In many people’s view I was successful. I finished college completely on my own, and went to work in the mental health field. I had the most incredible work environment. When I had problems, my supervisor told me to go into the hospital and report back for work when the doctors said I was stable.
The hospital experience was a nightmare. Summer in Florida and no air conditioning, no windows that opened, smokers everywhere, bathrooms broken and feces smeared on the walls. The only night I slept was the night they restrained me and gave me a shot of Haldol and Ativan. In those days it took 28 days to treat you, if you had insurance. I stayed home another 2 weeks to catch up with sleep, then returned to work. That was the only full-time job I kept more than the length of a school year.
Under supervision, I was billing as a therapist. I was a good listener, but never once thought to express my needs or wants to anyone. The job had been paying barely minimum wage, with the expectation of licensure and better pay after 5 years. But, the state didn’t accept my supervision because my degree didn’t match my supervisor’s. I moved to New Mexico seeking greener pastures.
The move started the pendulum swinging again. It took years to get my mood stabilized. Eventually, I began receiving social security disability.
In New Mexico I was active with AMI-NM, president of the Consumer Council, and director of the Mental Health Association in Las Vegas, the location of the only state hospital. I was also on committees in Santa Fe with the Department of Health, Division of Mental Health. I’d have done fine, but I found myself in another dysfunctional relationship. Again, I lost myself. I was no longer Connie the professional; I was Connie Jean the wounded child.
I’ve been homeless, afraid, almost frozen to death since then. I ended up in western North Carolina where I managed to get housing with HUD assistance and started to get my life together. I founded SEASCAT, which stands for Supportive Environment for Adult Survivors of Child Abuse and Trauma. I thought it was for my ex who was a dissociative identity disorder, but it’s more.

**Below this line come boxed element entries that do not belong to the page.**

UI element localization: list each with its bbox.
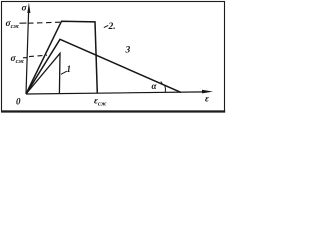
svg-text:ε: ε xyxy=(205,95,209,105)
curve 3 (rise and long descent) xyxy=(26,39,181,94)
dashed level line upper sigma_czh xyxy=(28,22,60,23)
epsilon axis (horizontal) xyxy=(26,92,205,94)
epsilon axis arrowhead xyxy=(202,90,213,94)
svg-text:σ: σ xyxy=(22,4,28,14)
svg-text:2.: 2. xyxy=(108,22,116,32)
leader dash for label 1 xyxy=(61,71,67,74)
leader dash for label 2 xyxy=(104,25,108,27)
curve 1 (rise and vertical drop) xyxy=(26,53,60,94)
svg-text:0: 0 xyxy=(16,97,21,107)
sigma axis arrowhead xyxy=(27,3,30,14)
frame bottom thick edge xyxy=(1,110,225,112)
angle arc alpha xyxy=(164,85,167,92)
prime mark after alpha xyxy=(161,82,163,85)
curve 2 (trapezoid: rise, plateau, vertical drop) xyxy=(26,21,97,94)
tick through axis at lower sigma level xyxy=(23,57,28,59)
frame border xyxy=(2,2,225,112)
tick through axis at upper sigma level xyxy=(20,22,27,24)
sigma axis (vertical) xyxy=(26,8,29,94)
svg-text:3: 3 xyxy=(125,46,131,56)
svg-text:1: 1 xyxy=(67,64,72,74)
dashed level line lower sigma_czh xyxy=(29,55,47,56)
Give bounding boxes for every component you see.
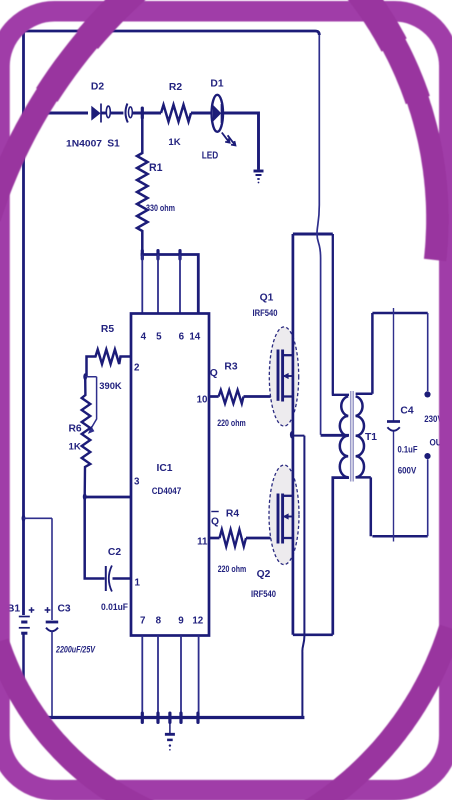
transistor Q1 IRF540 <box>269 327 298 426</box>
wire S1 to R2 <box>132 112 161 115</box>
capacitor C3 polarized <box>45 607 59 717</box>
inner swoosh arc top-left <box>0 0 138 218</box>
resistor R5 <box>87 350 132 377</box>
wire R2 to D1 <box>191 112 212 115</box>
battery B1 <box>19 607 35 717</box>
svg-text:R3: R3 <box>224 362 237 373</box>
wire secondary bottom <box>356 477 371 536</box>
svg-text:IRF540: IRF540 <box>253 308 278 318</box>
diode D2 <box>91 104 101 123</box>
svg-text:5: 5 <box>156 332 162 343</box>
resistor R3 <box>219 390 244 404</box>
svg-text:R6: R6 <box>69 424 82 435</box>
node R5 R6 junction <box>83 373 87 380</box>
svg-text:0.1uF: 0.1uF <box>398 445 418 455</box>
transformer T1 core <box>351 391 354 482</box>
wire ground bottom rail <box>24 716 305 719</box>
resistor R2 <box>161 105 191 122</box>
svg-text:R5: R5 <box>101 324 114 335</box>
svg-text:Q2: Q2 <box>257 569 271 580</box>
svg-text:1N4007: 1N4007 <box>66 139 102 149</box>
svg-text:3: 3 <box>134 477 140 488</box>
wire Q1 drain-source vertical <box>292 234 295 435</box>
wire tap to C3 <box>24 518 53 620</box>
svg-text:2200uF/25V: 2200uF/25V <box>55 645 96 655</box>
svg-text:Q: Q <box>210 368 218 379</box>
node mid rail junctions <box>141 249 144 261</box>
wire pin 11 to R4 <box>209 537 220 540</box>
svg-text:1: 1 <box>135 578 141 589</box>
svg-text:14: 14 <box>189 332 200 343</box>
wire R4 to Q2 gate <box>246 537 277 540</box>
svg-text:Q: Q <box>211 517 219 528</box>
switch S1 contact <box>106 106 110 118</box>
inner swoosh arc bottom-left <box>0 642 151 800</box>
ground symbol bottom <box>165 718 175 751</box>
wire primary bottom feed <box>293 478 349 635</box>
wire sources to ground with hop <box>293 436 305 718</box>
svg-text:D1: D1 <box>210 79 223 90</box>
node Q1 source junction <box>290 431 294 438</box>
svg-text:7: 7 <box>140 616 146 627</box>
svg-text:R1: R1 <box>149 162 163 174</box>
wire output top rail <box>372 312 427 315</box>
wire D2 to S1 <box>101 112 106 115</box>
svg-text:390K: 390K <box>99 380 122 391</box>
node output terminal top <box>427 313 429 391</box>
wire R3 to Q1 gate <box>244 395 277 398</box>
wire C2 to pin 1 <box>113 577 132 580</box>
wire D2 input chain y=113 <box>24 112 89 115</box>
inner swoosh arc bottom-right <box>308 628 450 800</box>
node bottom rail junctions <box>141 712 144 725</box>
node R1 tap junction <box>141 107 144 120</box>
svg-text:CD4047: CD4047 <box>152 486 182 497</box>
svg-text:R2: R2 <box>169 82 182 93</box>
capacitor C4 <box>387 308 400 542</box>
wire B+ supply drop with hop <box>317 35 321 435</box>
wire center tap <box>321 434 349 437</box>
wire output bottom rail <box>372 535 427 538</box>
wire rail to IC pins 4 5 6 <box>142 255 180 314</box>
wire Q2 vertical lead <box>292 435 295 635</box>
wire B+ top border and left rail <box>24 31 320 615</box>
svg-text:IRF540: IRF540 <box>251 589 276 599</box>
svg-text:220 ohm: 220 ohm <box>218 564 247 574</box>
svg-text:9: 9 <box>178 616 184 627</box>
svg-text:1K: 1K <box>168 137 180 148</box>
svg-text:8: 8 <box>156 616 162 627</box>
wire junction to pin 3 <box>85 496 131 499</box>
svg-text:0.01uF: 0.01uF <box>101 602 128 612</box>
svg-text:C3: C3 <box>58 604 71 615</box>
ground at LED <box>254 171 264 183</box>
capacitor C2 <box>105 566 107 591</box>
wire primary top feed <box>332 234 349 395</box>
svg-text:IC1: IC1 <box>156 463 172 474</box>
resistor R1 <box>137 113 148 255</box>
svg-text:Q1: Q1 <box>260 293 274 304</box>
LED D1 <box>212 95 236 146</box>
wire drain top rail <box>293 232 333 235</box>
svg-text:C4: C4 <box>400 406 413 417</box>
wire VDD mid rail <box>141 255 199 314</box>
resistor R6 variable <box>82 377 91 497</box>
svg-text:10: 10 <box>197 395 208 406</box>
svg-text:C2: C2 <box>108 547 121 558</box>
svg-text:12: 12 <box>192 616 203 627</box>
svg-text:LED: LED <box>202 151 219 162</box>
svg-text:R4: R4 <box>226 509 239 520</box>
svg-text:220 ohm: 220 ohm <box>217 418 246 428</box>
wire pin 10 to R3 <box>209 395 219 398</box>
svg-text:6: 6 <box>179 332 185 343</box>
wire S1 gap <box>111 112 124 115</box>
inner swoosh arc top-right <box>357 0 438 260</box>
transistor Q2 IRF540 <box>269 465 299 565</box>
op IC1 CD4047 box <box>131 314 209 636</box>
svg-text:330 ohm: 330 ohm <box>146 203 175 213</box>
svg-text:D2: D2 <box>91 82 104 93</box>
wire D1 to ground <box>223 113 259 170</box>
wire R6 wiper arm <box>85 377 97 429</box>
wire down to C2 <box>85 497 105 579</box>
svg-text:S1: S1 <box>107 139 120 150</box>
svg-text:1K: 1K <box>69 442 81 453</box>
wire IC pins 7 8 9 12 to rail <box>142 636 198 718</box>
wire secondary top <box>356 313 373 394</box>
svg-text:4: 4 <box>141 332 147 343</box>
node C3 tap on left rail <box>22 515 26 522</box>
svg-text:T1: T1 <box>365 432 377 443</box>
svg-text:11: 11 <box>197 537 208 548</box>
node pin3 junction <box>83 493 87 500</box>
svg-text:2: 2 <box>134 363 140 374</box>
transformer T1 secondary <box>356 396 364 477</box>
switch S1 blade <box>125 104 127 123</box>
svg-text:600V: 600V <box>398 466 417 476</box>
transformer T1 primary <box>340 396 348 477</box>
resistor R4 <box>220 530 247 547</box>
node output terminal bottom <box>427 459 429 536</box>
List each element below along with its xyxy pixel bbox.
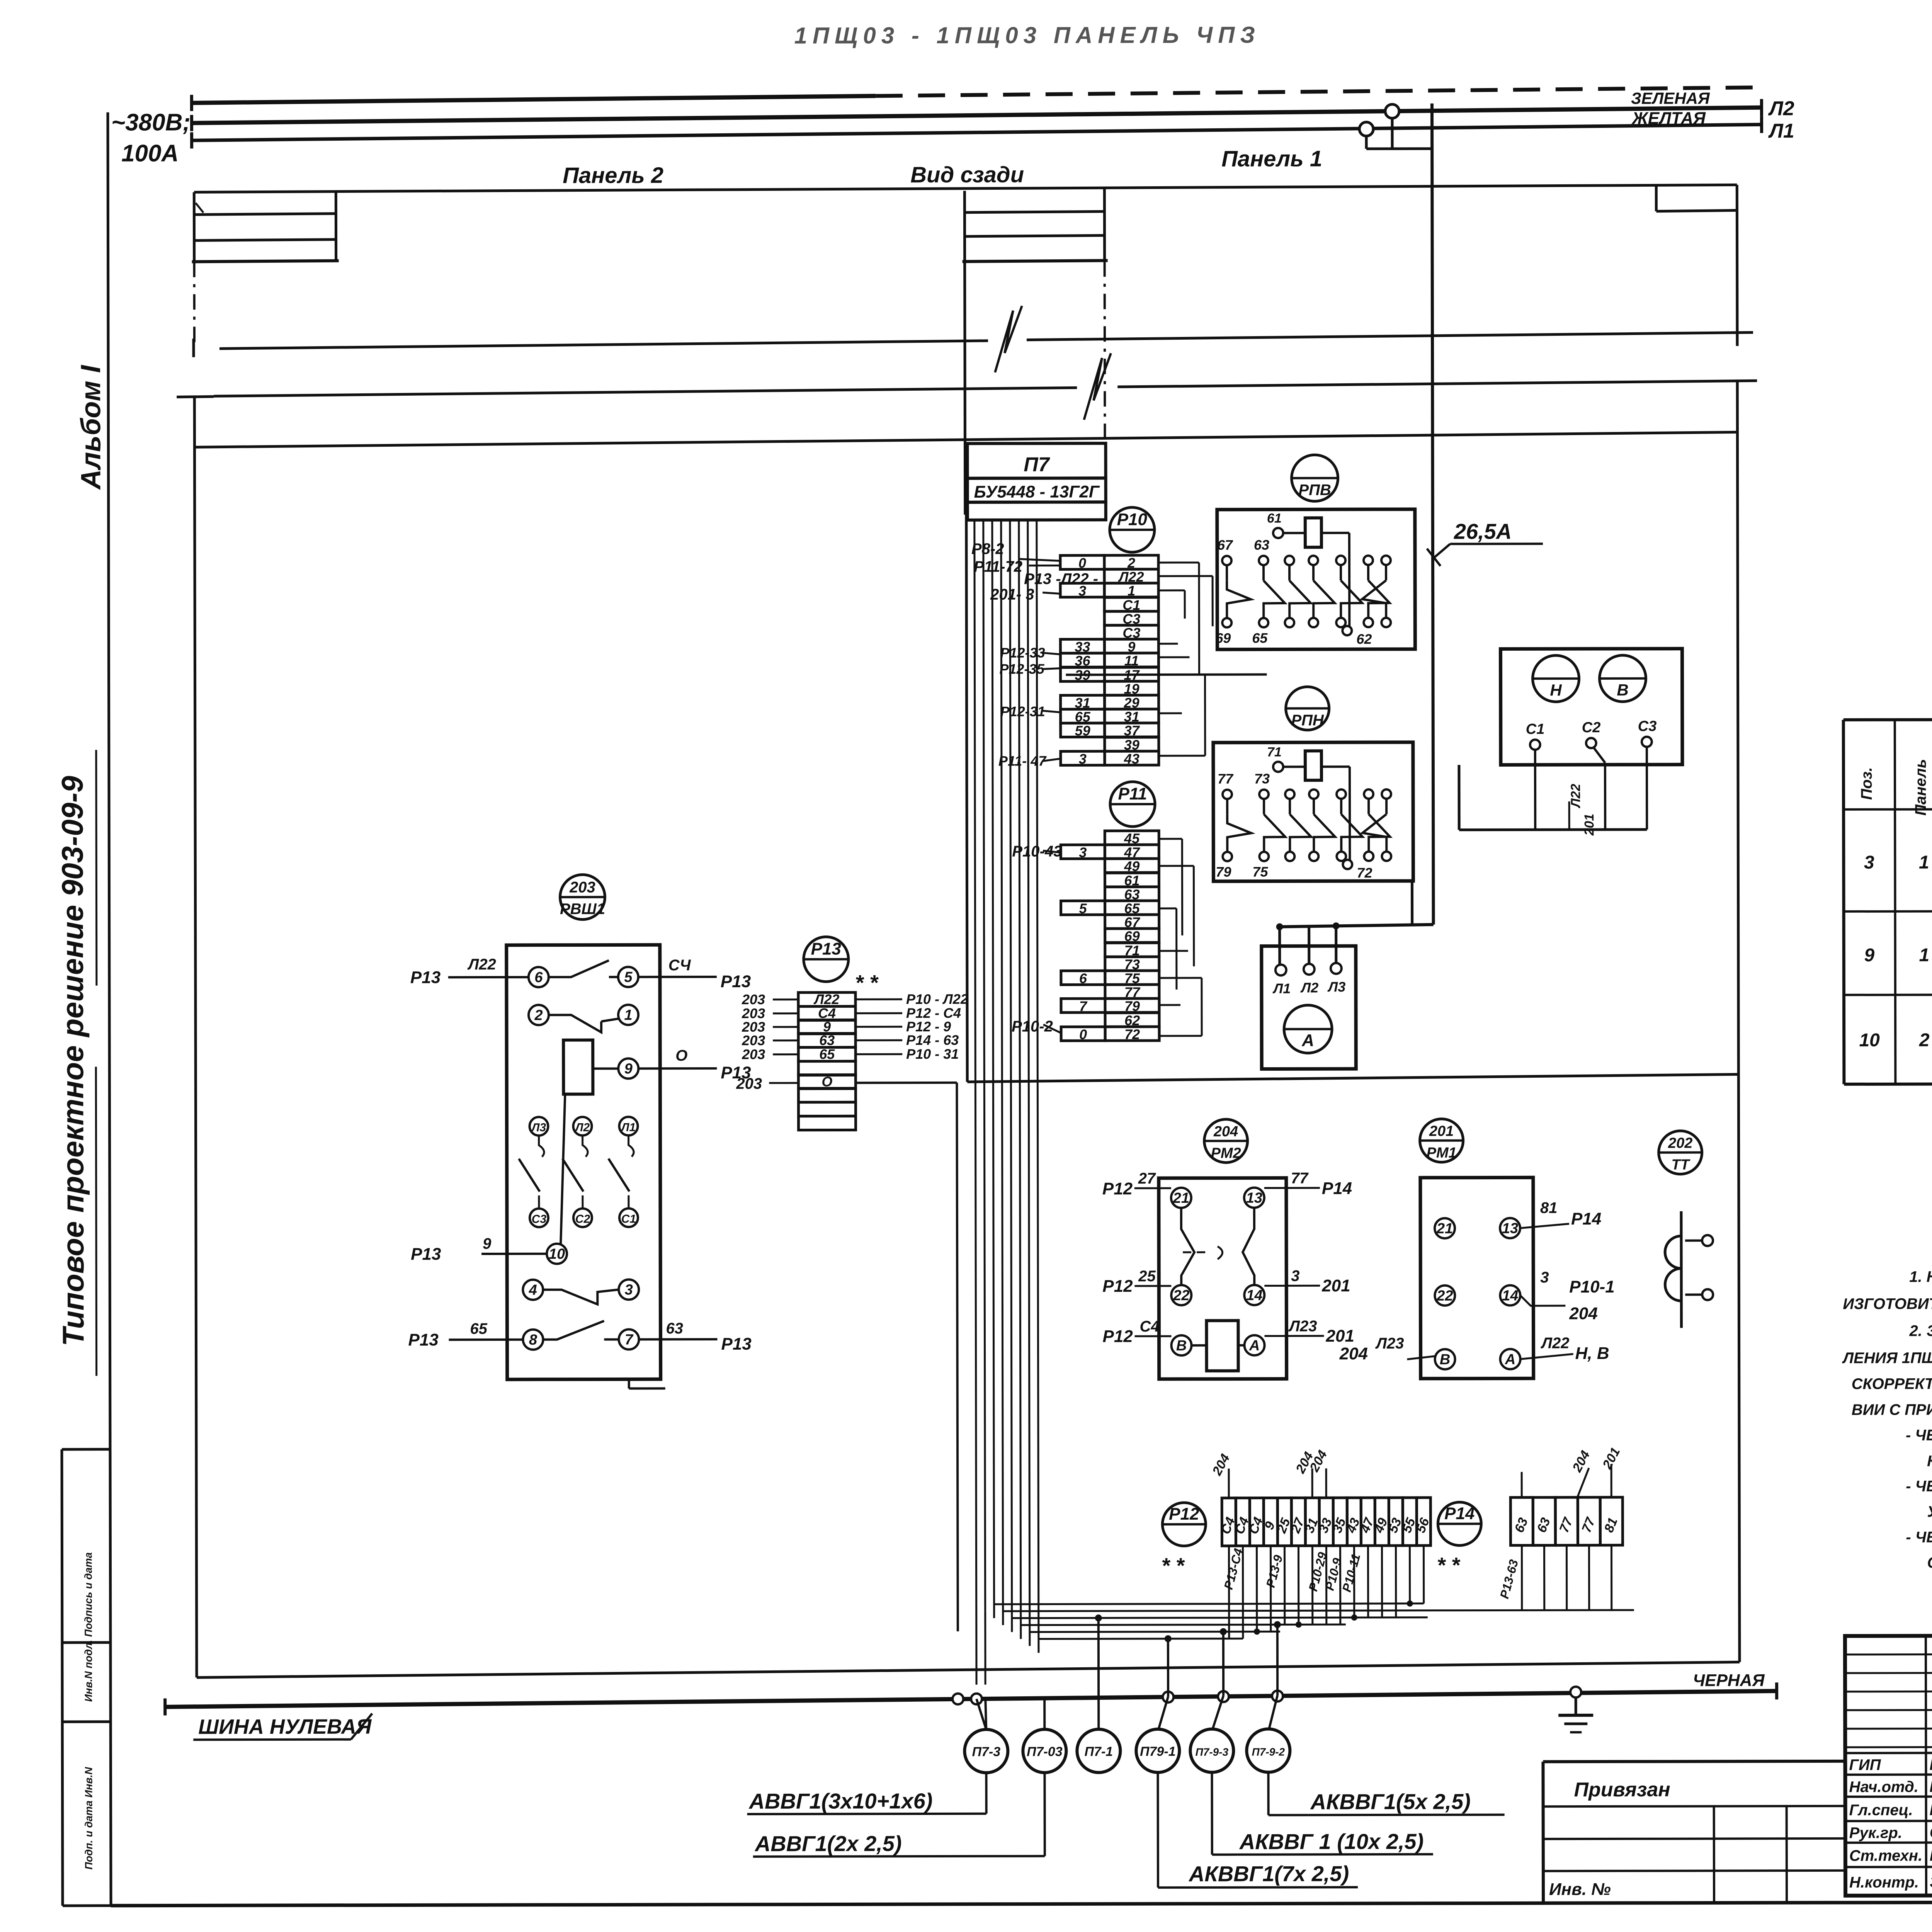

I got back into another relationship much like my last one at about the time my mother suffered a stroke and needed me to be her caretaker.
When I hit bottom this time, I found Co-Dependents Anonymous and, finally, a therapist who took Medicare with a very small co-pay. It’s been work, but the puzzle is finally coming together. I had the pieces, as I’d gathered them a few at a time over the past 30 years.
I have a God of my understanding and gratitude. I find peace working in my plots at the community garden, and in listening to contemporary Christian music. No longer do my actions come from a place of fear and anger. The life I knew is finally over, and a life of hope has begun.